Ben Black, newly promoted Professor, and his team are answering some of the most pressing questions in chromosome biology, such as: How does genetic inheritance actually work? How was epigenetic information transmitted to our parents? And can building new artificial chromosomes help us understand how natural chromosomes work?The Black lab has made seminal discoveries regarding the physical basis for how CENP-A-containing nucleosomes epigenetically mark and maintain centromere location on the chromosome. Recently they have also discovered how amplified centromeric DNA repeats act as selfish elements in female meiosis to explain rapid centromere evolution.
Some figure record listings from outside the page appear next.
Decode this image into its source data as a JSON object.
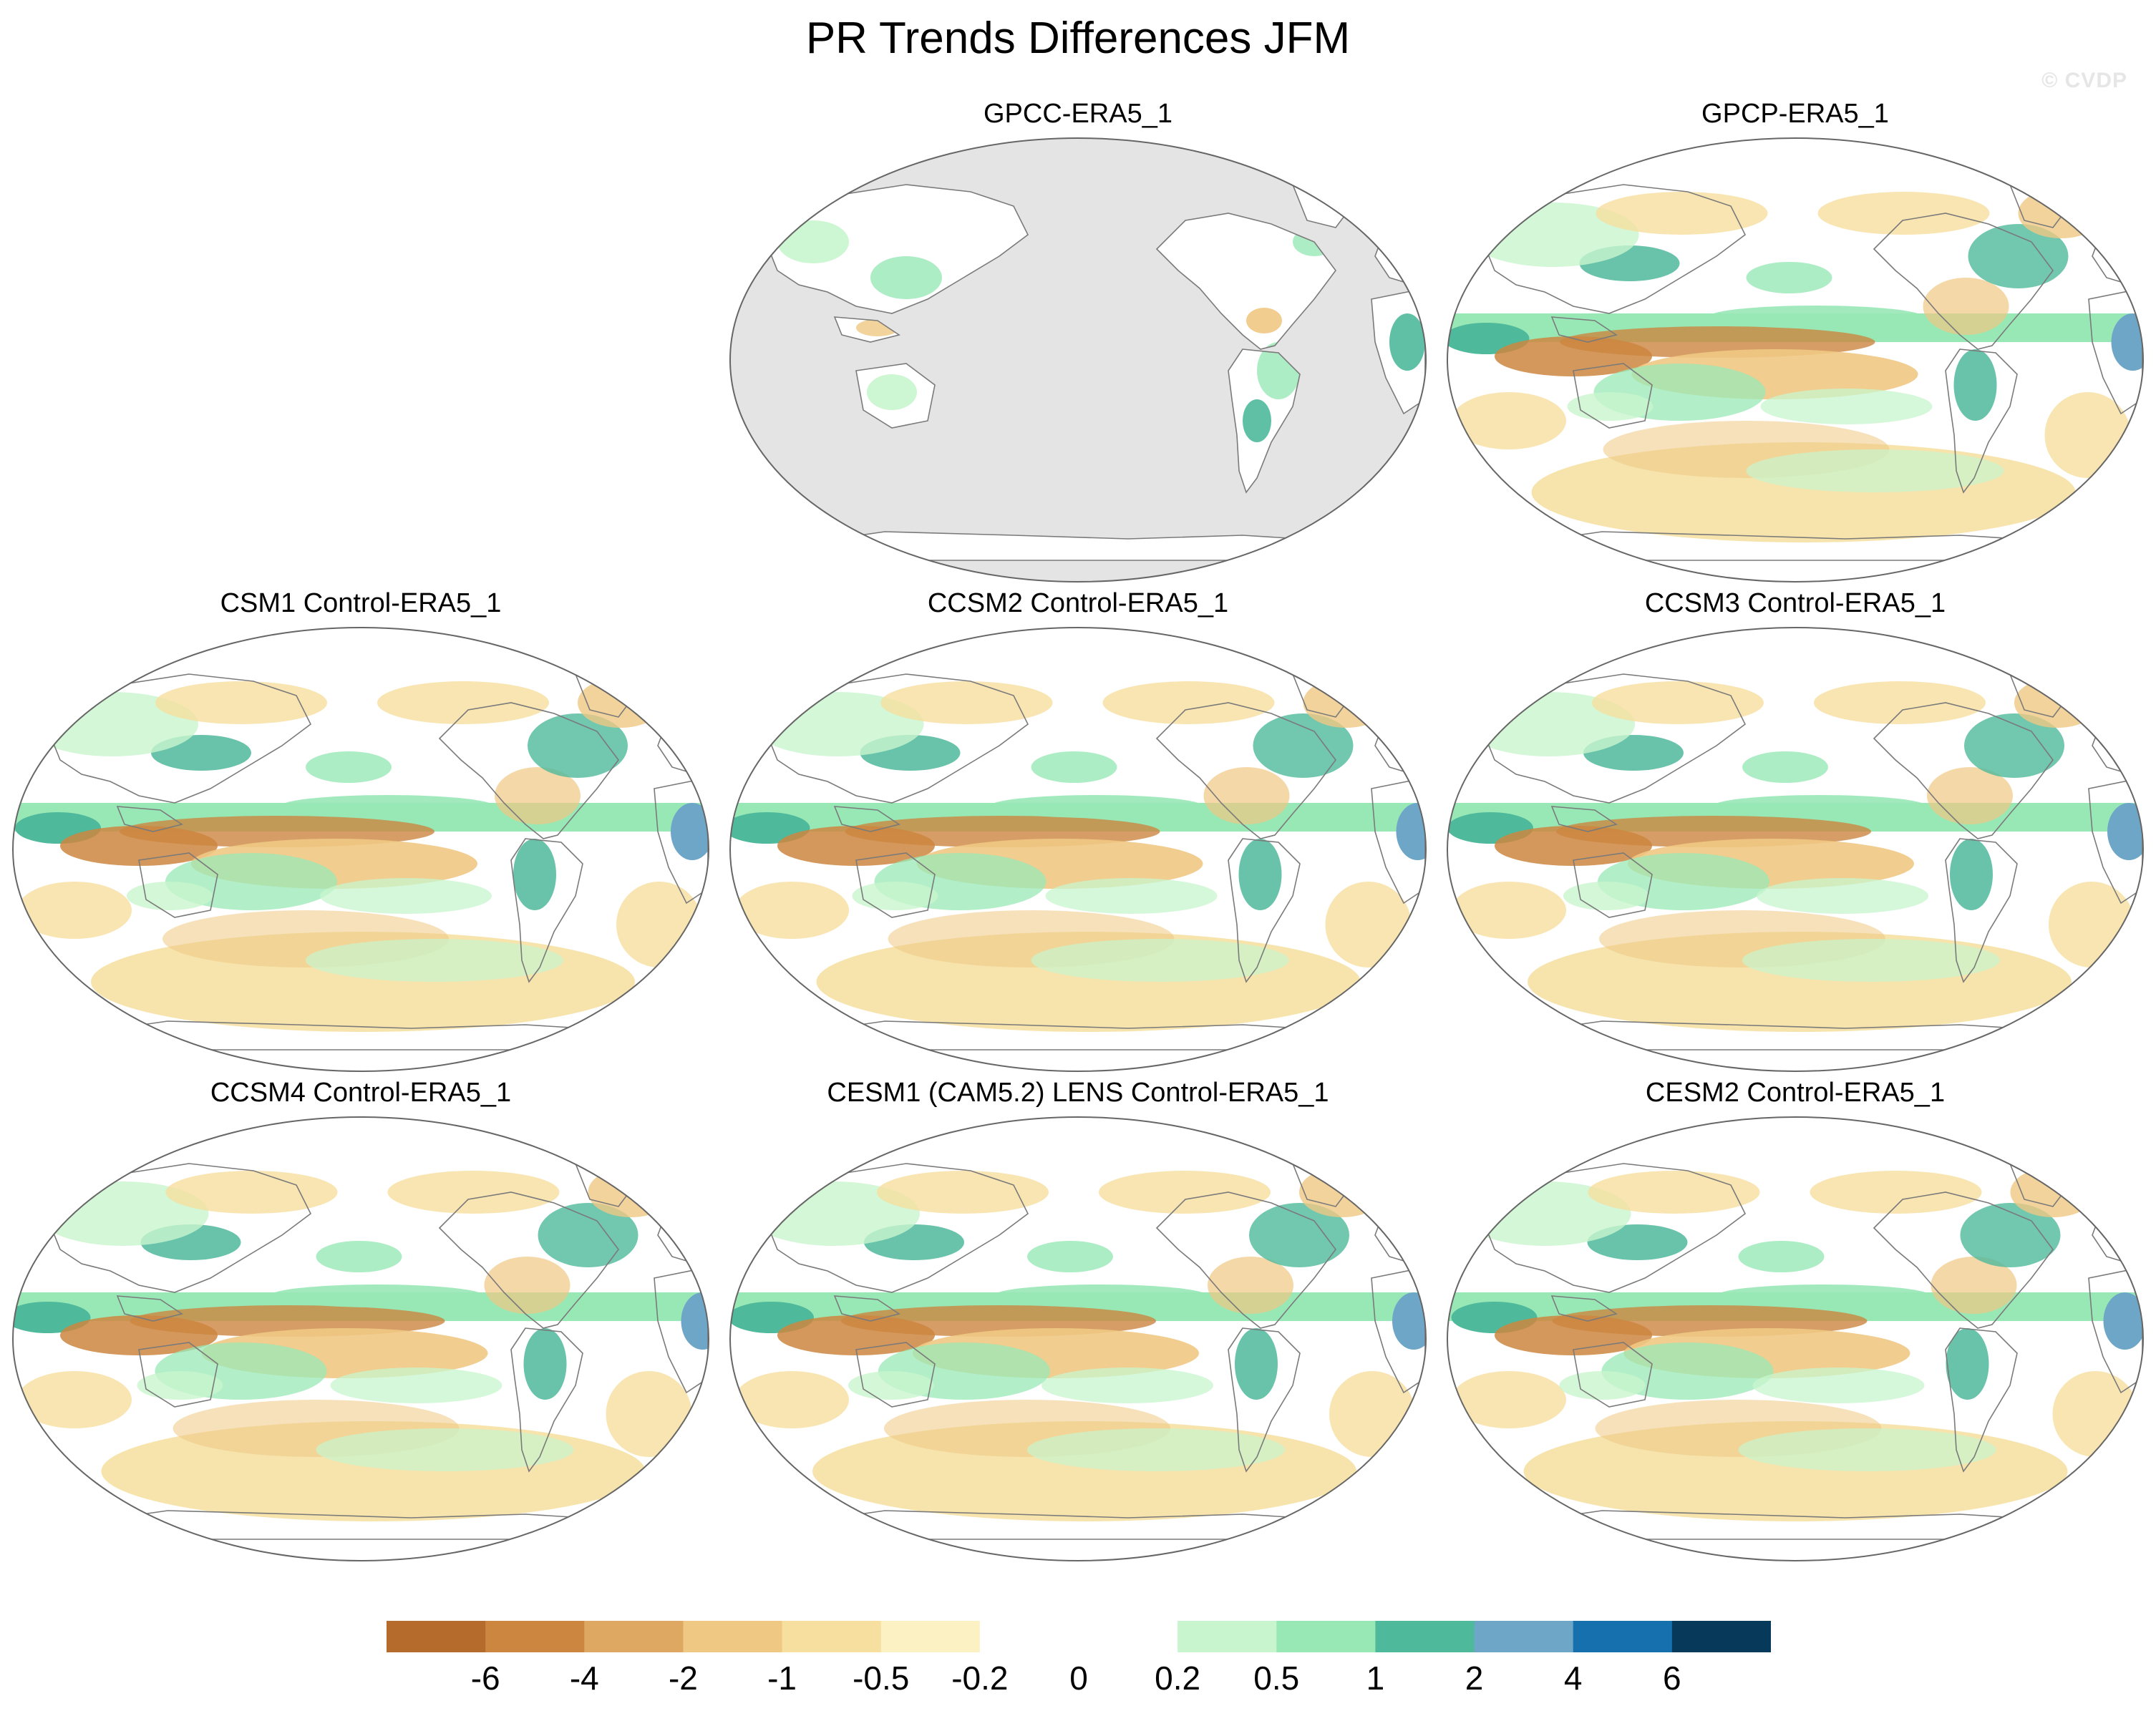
{
  "figure": {
    "title": "PR Trends Differences JFM",
    "watermark": "© CVDP"
  },
  "panels": [
    {
      "id": "gpcc",
      "title": "GPCC-ERA5_1",
      "land_only": true
    },
    {
      "id": "gpcp",
      "title": "GPCP-ERA5_1",
      "land_only": false
    },
    {
      "id": "csm1",
      "title": "CSM1 Control-ERA5_1",
      "land_only": false
    },
    {
      "id": "ccsm2",
      "title": "CCSM2 Control-ERA5_1",
      "land_only": false
    },
    {
      "id": "ccsm3",
      "title": "CCSM3 Control-ERA5_1",
      "land_only": false
    },
    {
      "id": "ccsm4",
      "title": "CCSM4 Control-ERA5_1",
      "land_only": false
    },
    {
      "id": "cesm1",
      "title": "CESM1 (CAM5.2) LENS Control-ERA5_1",
      "land_only": false
    },
    {
      "id": "cesm2",
      "title": "CESM2 Control-ERA5_1",
      "land_only": false
    }
  ],
  "colorbar": {
    "labels": [
      "-6",
      "-4",
      "-2",
      "-1",
      "-0.5",
      "-0.2",
      "0",
      "0.2",
      "0.5",
      "1",
      "2",
      "4",
      "6"
    ],
    "colors": [
      "#b56b2c",
      "#cc8640",
      "#dfa862",
      "#efc883",
      "#f6df9f",
      "#fbf1c2",
      "#ffffff",
      "#ffffff",
      "#c8f5cd",
      "#98e8b6",
      "#4fb99b",
      "#6ea6c8",
      "#1670ad",
      "#073a5a"
    ]
  },
  "map_colors": {
    "ocean_land_only_panel": "#e4e4e4",
    "coastline": "#7a7a7a",
    "dry_strong": "#cc8640",
    "dry": "#efc883",
    "dry_weak": "#f6df9f",
    "wet_weak": "#c8f5cd",
    "wet": "#98e8b6",
    "wet_strong": "#4fb99b",
    "wet_max": "#6ea6c8"
  }
}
Congratulations to Jim Shorter, one of the newly promoted Professors in the Department. The Shorter lab is a leader in the study of protein aggregation and disaggregation. His laboratory uses techniques ranging from biophysics to yeast genetics to identify novel ways to dissociate toxic protein phases that are common in many neurodegenerative diseases. In a recent exciting study published in Cell, Dr. Shorter and colleagues discovered that nuclear-import receptors can dissociate toxic phase separated states of several RNA-binding proteins connected to neurodegenerative diseases. These findings open the way to urgently needed therapeutics for amyotrophic lateral sclerosis and frontotemporal dementia.
Kathy (Fange) Liu
Welcome to the newest faculty in the Department, Dr. Kathy Fange Liu! Dr. Liu joins us from U Chicago, where she was a post-doctoral fellow with Chuan He and Tao Pan. She brings expertise in enzymology and RNA modifications to the Department. The rapidly growing Liu Lab studies the roles of RNA epigenetics in the regulation of human energy homeostasis using a broad spectrum of research tools including of RNA biochemistry, structural biology, and Next-Gen sequencing. Topics of study in the Liu Lab currently include: regulation of mRNA and tRNA modifications; identification and function of new types of modifications in messenger RNA; and the relationship between tRNA modification, tRNA fragmentation and disease.
Gideon Dreyfuss is a Howard Hughes Medical Institute Investigator and the Isaac Norris Professor of Biochemistry and Biophysics. The Dreyfuss Lab focuses on RNA-binding proteins and small nuclear ribonuclear protein complexes (snRNPs), their roles in the life of messenger RNAs (mRNAs) and their links to disease. Recently his group uncovered a new gene regulation mechanism in metazoan cells termed Telescripting, in which the U1 snRNP suppresses cleavage and polyadenylation signals, thereby protecting nascent transcripts from premature transcription termination. Telescripting is crucial for full-length mRNA synthesis, especially for large genes, and also determines mRNA length. A recent study from the lab demonstrates the importance of Telescripting for regulating size-function-stratified genomes.